After a lot of online searching, which included searching in Italian, rather than English - yielding different search results - I eventually found a comprehensible schematic for a 6:1 voltage balun.  This transforms 245 down to about 40 Ohms, which is not bad.  Here is how it looks:

Fairly easy to construct 6:1 balun.  The right most lead to the output is a tap on the fifth-but-last turn of one of the trifiliar turns. You scratch the insulation off the top of the wire, and solder carefully, making sure the joint is not dry or weak. Tinning each wire before joining is often the best way.


With wind and rain forecast (again!), I quickly set off outside to disconnect the 4:1 and make some new eyelets to fit the chunky new 6mm outlets of my 6:1.  Somehow, it always ends-up being dark and windy when I work on antennas!

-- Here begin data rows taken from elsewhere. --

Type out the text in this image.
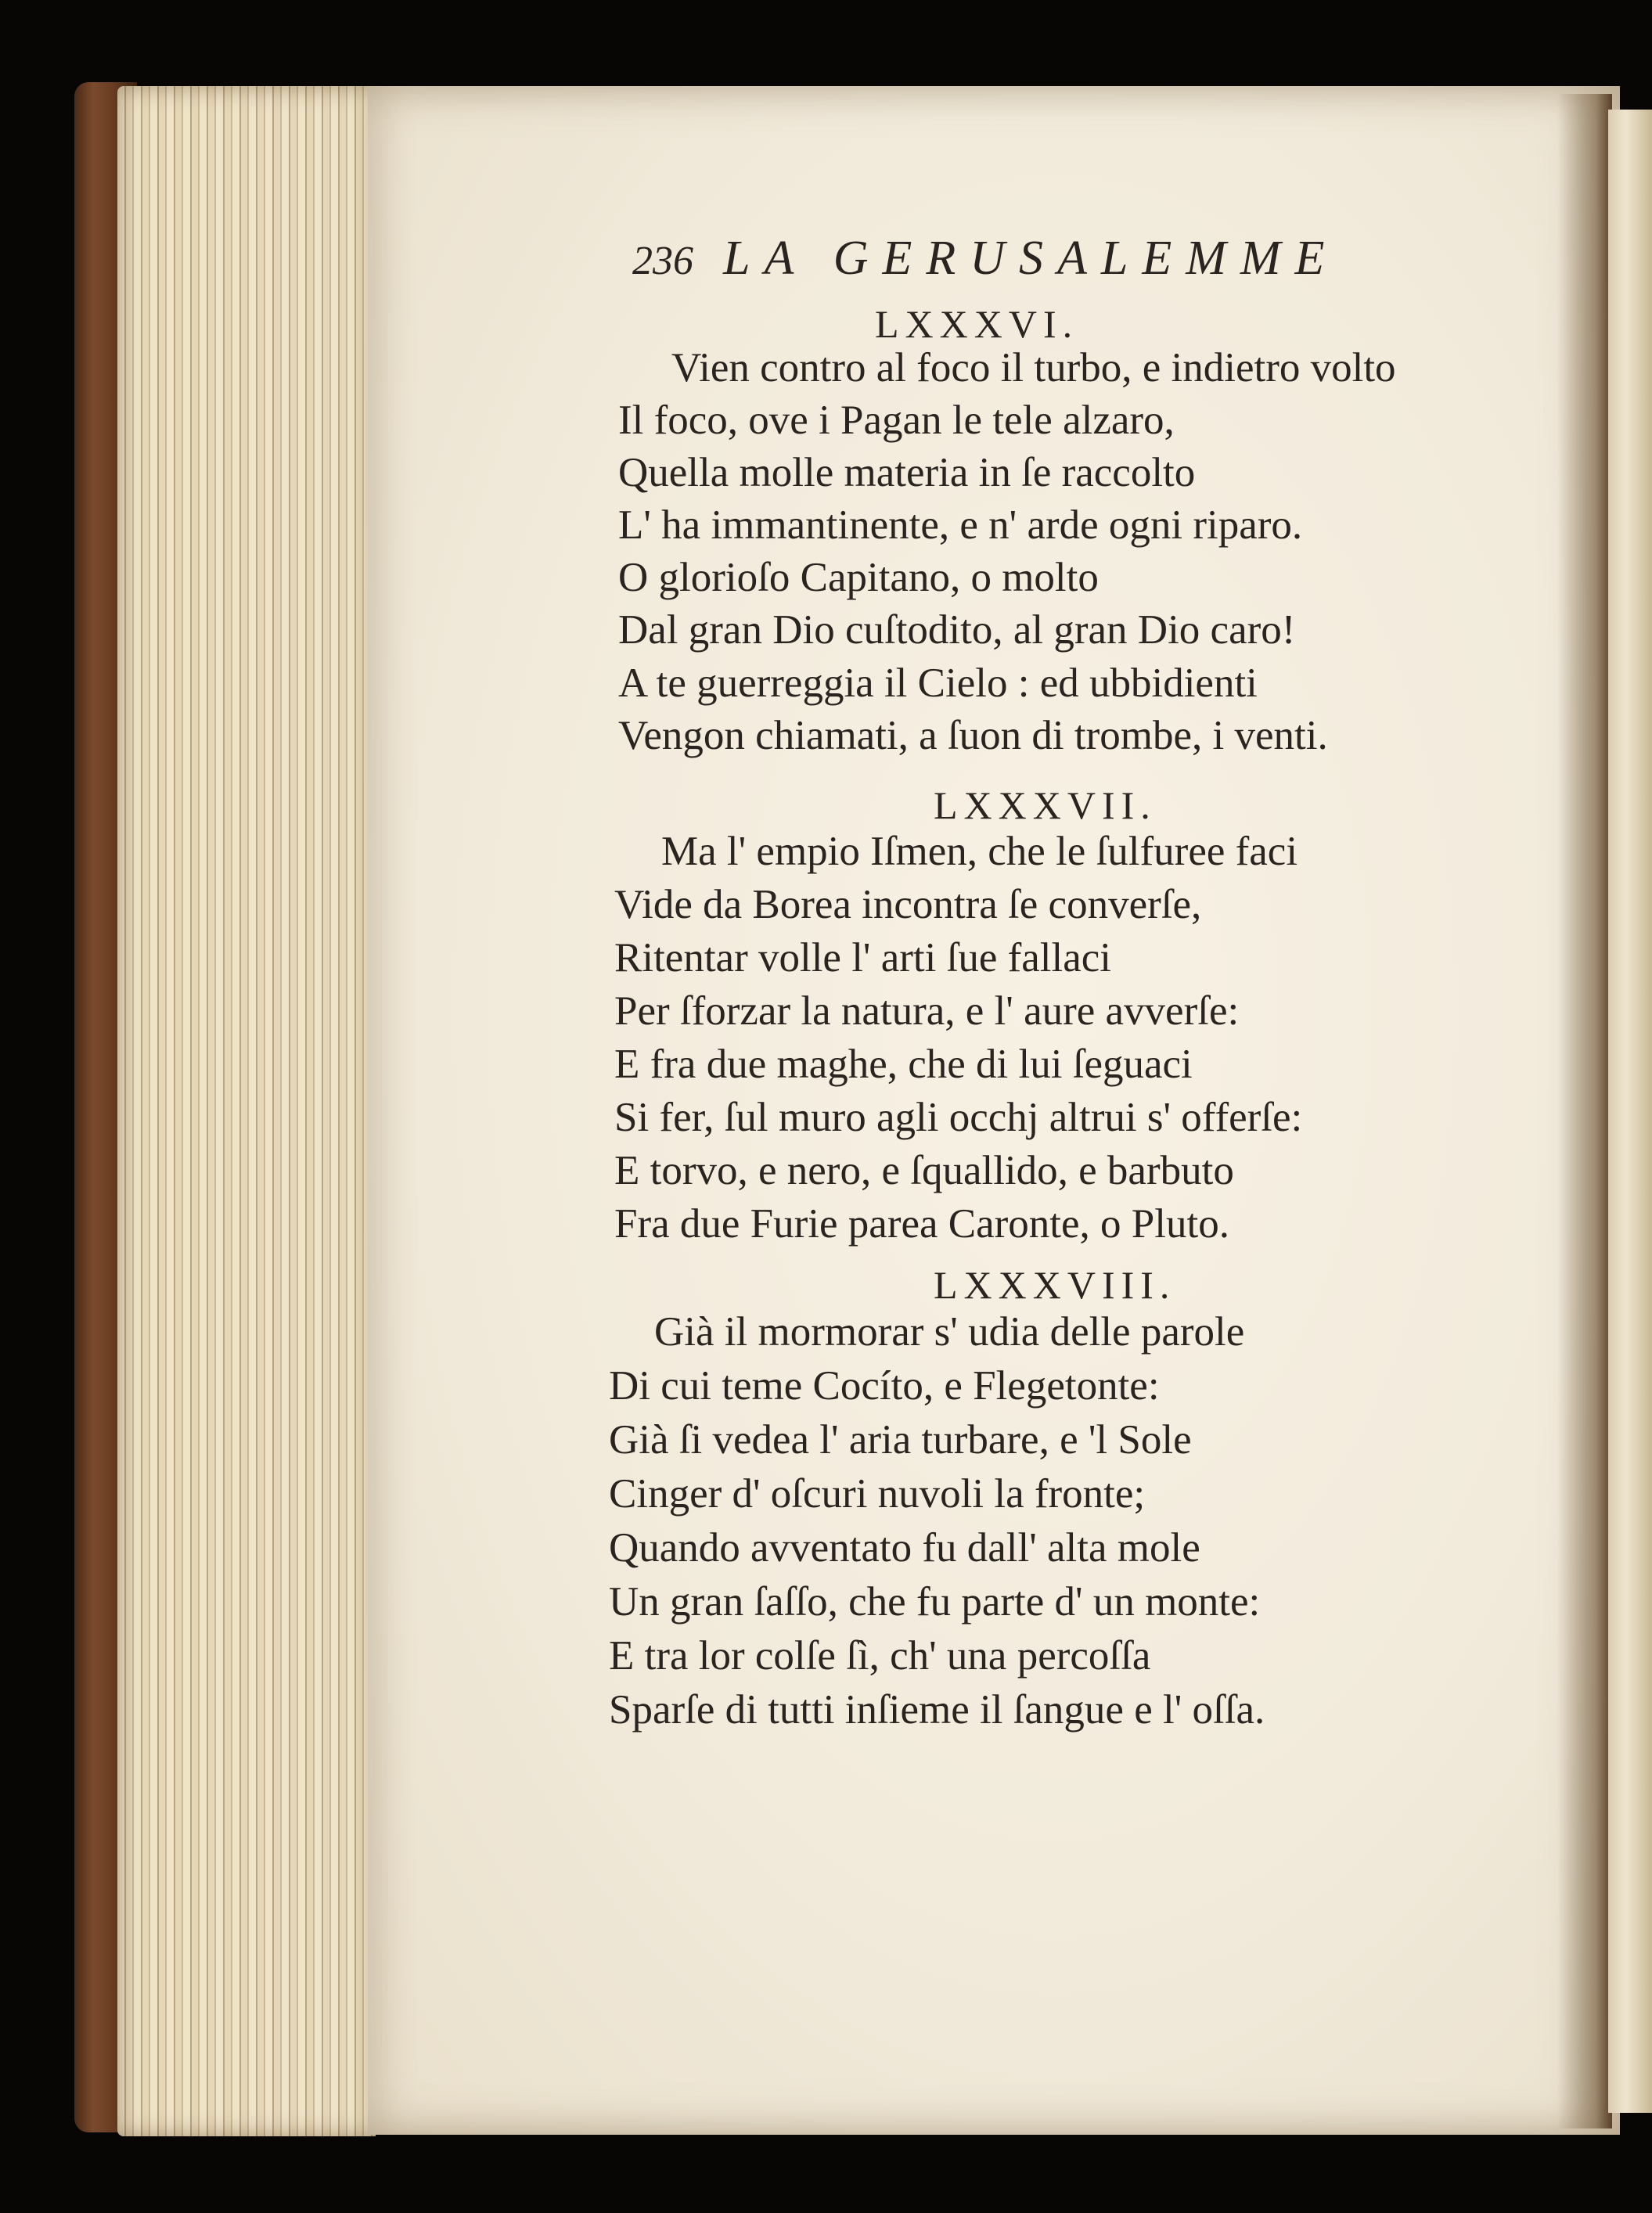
236 LA GERUSALEMME
LXXXVI.
Vien contro al foco il turbo, e indietro volto
Il foco, ove i Pagan le tele alzaro,
Quella molle materia in ſe raccolto
L' ha immantinente, e n' arde ogni riparo.
O glorioſo Capitano, o molto
Dal gran Dio cuſtodito, al gran Dio caro!
A te guerreggia il Cielo : ed ubbidienti
Vengon chiamati, a ſuon di trombe, i venti.
LXXXVII.
Ma l' empio Iſmen, che le ſulfuree faci
Vide da Borea incontra ſe converſe,
Ritentar volle l' arti ſue fallaci
Per ſforzar la natura, e l' aure avverſe:
E fra due maghe, che di lui ſeguaci
Si fer, ſul muro agli occhj altrui s' offerſe:
E torvo, e nero, e ſquallido, e barbuto
Fra due Furie parea Caronte, o Pluto.
LXXXVIII.
Già il mormorar s' udia delle parole
Di cui teme Cocíto, e Flegetonte:
Già ſi vedea l' aria turbare, e 'l Sole
Cinger d' oſcuri nuvoli la fronte;
Quando avventato fu dall' alta mole
Un gran ſaſſo, che fu parte d' un monte:
E tra lor colſe ſì, ch' una percoſſa
Sparſe di tutti inſieme il ſangue e l' oſſa.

This is the system in place:


Here is how the SARK now sees the new arrangement, fully connected-up, and at the end of a couple of weeks of dry weather, where the ground was beginning to turn from moist to dry:



A 6:1 balun brings near-perfection at an impedance of nearly 50 Ohms real and very little imaginary, meaning pretty much all of the supplied power is radiated.  The SWR is pleasantly low across the 20m band.

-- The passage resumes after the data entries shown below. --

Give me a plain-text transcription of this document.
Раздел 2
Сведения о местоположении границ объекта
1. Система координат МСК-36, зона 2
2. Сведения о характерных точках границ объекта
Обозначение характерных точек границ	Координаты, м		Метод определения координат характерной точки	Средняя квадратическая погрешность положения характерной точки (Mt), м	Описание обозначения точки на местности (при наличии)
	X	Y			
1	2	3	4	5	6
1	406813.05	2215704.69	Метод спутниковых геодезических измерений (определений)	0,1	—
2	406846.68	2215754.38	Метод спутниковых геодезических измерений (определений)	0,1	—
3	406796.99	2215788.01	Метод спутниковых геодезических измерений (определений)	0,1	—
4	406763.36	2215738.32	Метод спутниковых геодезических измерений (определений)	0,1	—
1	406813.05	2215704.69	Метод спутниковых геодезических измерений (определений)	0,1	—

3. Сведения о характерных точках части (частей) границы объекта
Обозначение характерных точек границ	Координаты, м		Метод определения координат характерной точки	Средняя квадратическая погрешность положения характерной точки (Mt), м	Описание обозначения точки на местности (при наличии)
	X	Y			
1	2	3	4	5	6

And the following day, during a spell of rain, here is how the same antenna system changes:

6:1 attached to the delta, in the rain.


Rain, as one might expect, brings a slight shift in system characteristics.  In this case, the system works rather nicely, in that the best match frequency oscillates within the 20m band, according to the weather.

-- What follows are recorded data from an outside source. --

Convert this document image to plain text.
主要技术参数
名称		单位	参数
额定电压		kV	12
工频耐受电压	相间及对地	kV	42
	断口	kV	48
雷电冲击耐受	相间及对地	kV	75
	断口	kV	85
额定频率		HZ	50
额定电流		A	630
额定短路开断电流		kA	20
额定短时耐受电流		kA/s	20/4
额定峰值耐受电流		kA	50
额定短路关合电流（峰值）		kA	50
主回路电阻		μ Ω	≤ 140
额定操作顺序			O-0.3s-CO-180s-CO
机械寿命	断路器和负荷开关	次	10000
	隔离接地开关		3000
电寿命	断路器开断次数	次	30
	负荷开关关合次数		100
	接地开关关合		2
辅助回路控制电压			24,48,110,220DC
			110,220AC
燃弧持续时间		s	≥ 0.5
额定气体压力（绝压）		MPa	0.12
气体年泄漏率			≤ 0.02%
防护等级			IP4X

But the overall result is that the impedance of the system has been brought under very good control, lying around the 50 Ohm mark.

So I now seem to have achieved the best possible match for my 20m delta, where there is little further prospect - or indeed any need - for improvements.  What I do need to do is build a current, rather than a voltage 6:1, now the simpler voltage unit has proven the concept.

UPDATE:

Having now received a fine 6:1 current balun from Geoff Brown, 'G-Whip', the system continues to function as expected, although Geoff's balun yields a slightly higher resonant point than with my voltage 6:1, so I'm sticking with my own unit for now.  After adding about 50cm of wire to the base of the delta, which was known to be slightly short, the antenna is now singing right in the middle of, and shows a very good SWR across, the whole 20m band.  Here's how things now stand:

You can't get better than this with a wire antenna across a pretty wide band!

Other than explaining the slight difference between the current and voltage baluns, this really does now signify the end of my years-long work to reach perfection with my delta loop.  If only I'd bought an antenna analyser all those years ago!

Remember that your environment is probably very different from mine, and you may of course be using coax, not twin.  Your twin may also be a different length, and terminate at a different impedance.  So a 6:1 may need to be replaced with a 4:1, or even a 2:1.  If you have a go at making some baluns, which are not difficult if you can find a schematic online, then you can try different values without spending much money.

Remember, also, that with twin wire feed, you can multiband the antenna quite readily and, unlike with coax, with extremely low losses, even at high SWR.  My efforts above are simply because I use the delta for its fundamental frequency of 14MHz and the first harmonic of 28MHz, where the match is equally good.


4 comments:

stampsm said...

Thank you for this post, it should help me when tuning in my systems. I actually ordered a sark 110 a few days ago and it should be arriving Monday. I am going to try some QRP contacts with my KX3 while on a trip to Florida next month. I am bringing a home made end fed long wire antenna and a vertical coil tuned antenna.

Photon said...

Good luck with the mini-DXpedition to FL! If you get anywhere near the sea, a vertical is going to do spectacularly well (propagation permitting!)

big felts said...

Back up the Voltage balun wit a current choke directly underneath it thus creating a hybrid balun.
DG0SA is the king of this subject and has all on his site.Mark

Photon said...

An interesting idea. But I would like to receive the detail of why the additional 'choke', the function of which would appear to be undertaken by the 6:1, is in fact necessary?